Редакторские глаза уже скрылись за стеклами очков. Стекла поблескивают, бликуют, как у злого старичка на кладбище. Редакторские пальцы шевелятся, перебирая листы моей несчастной рукописи. Над редакторской головой восседает в золоченой раме Лев Николаевич Толстой. Взгляд его суров. Брови насуплены. Борода обильна и неопрятна. Старец внимательно глядит в затылок редактору. Тот, наверное, чувствует пристальность толстовского взгляда и потому ежеминутно передергивает плечами. Звонит телефон. Редакторская рука тянется к трубке и подносит ее к белому плоскому уху.

— …Разумеется! Никаких разговоров не может быть! Пусть скажет спасибо, что мы… Ведь можно было бы вообще… Да, да, сейчас приду!

Редакторская спина распрямляется, и редактор встает. Оказывается, он невысок, щупловат и лишен приличествующей его положению солидности. Ладонь редактора протягивается ко мне.

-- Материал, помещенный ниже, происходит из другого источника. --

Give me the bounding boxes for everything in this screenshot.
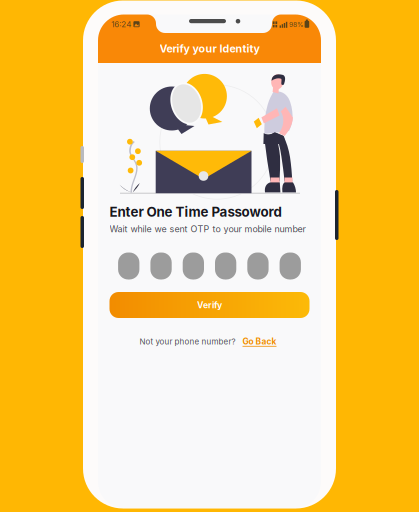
button[interactable]: Verify bbox=[110, 292, 310, 318]
staticText: Not your phone number? bbox=[140, 337, 236, 346]
button[interactable]: Verify your Identity bbox=[98, 34, 321, 62]
staticText: Wait while we sent OTP to your mobile nu… bbox=[110, 224, 306, 234]
staticText: 98% bbox=[289, 20, 304, 29]
staticText: 16:24 bbox=[111, 20, 131, 29]
staticText: Verify bbox=[197, 300, 222, 310]
button[interactable]: Go Back bbox=[242, 336, 276, 347]
staticText: Verify your Identity bbox=[160, 42, 260, 55]
staticText: Go Back bbox=[242, 336, 276, 347]
staticText: Enter One Time Passoword bbox=[110, 204, 282, 220]
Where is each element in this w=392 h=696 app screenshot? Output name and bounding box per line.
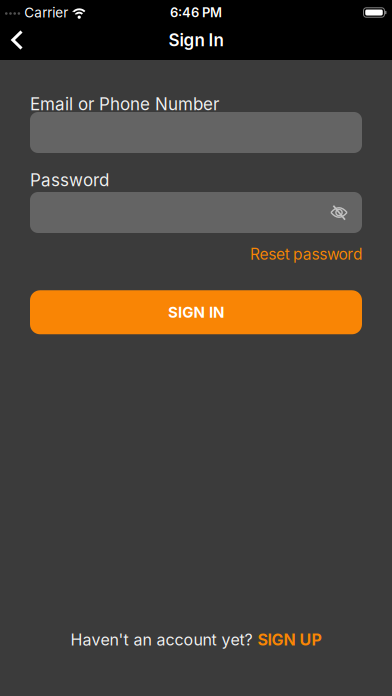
staticText: Password	[30, 170, 109, 190]
secureTextField[interactable]	[30, 202, 362, 223]
button[interactable]: Reset password	[250, 245, 362, 263]
button[interactable]: SIGN IN	[30, 290, 362, 334]
staticText: Carrier	[24, 4, 68, 20]
staticText: SIGN IN	[168, 303, 224, 321]
button[interactable]: Show password	[330, 192, 362, 232]
staticText: Reset password	[250, 245, 362, 263]
staticText: Sign In	[168, 30, 224, 50]
button[interactable]: Back	[0, 26, 33, 60]
staticText: 6:46 PM	[170, 5, 222, 20]
staticText: Email or Phone Number	[30, 94, 219, 114]
staticText: SIGN UP	[258, 630, 322, 649]
button[interactable]: SIGN UP	[258, 630, 322, 649]
staticText: Haven't an account yet?	[70, 630, 258, 649]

Выхожу на проспект и сворачиваю на набережную канала. Не торопясь, двигаюсь к возвышающейся вперели цветистой, московского типа церкви, которая, не уместившись на суше, сползла с берега на воду, точнее — на лед, засыпанный собранным на улицах грязным снегом. Дойдя до горбатого мостика с фонарями, перехожу на другой берег и продолжаю двигаться вперед, разглядывая на ходу разноцветные главы причудливого храма. Его кресты сияют золотом на фоне все еще голубого, хотя уже и не столь прозрачного, тускнеющего неба.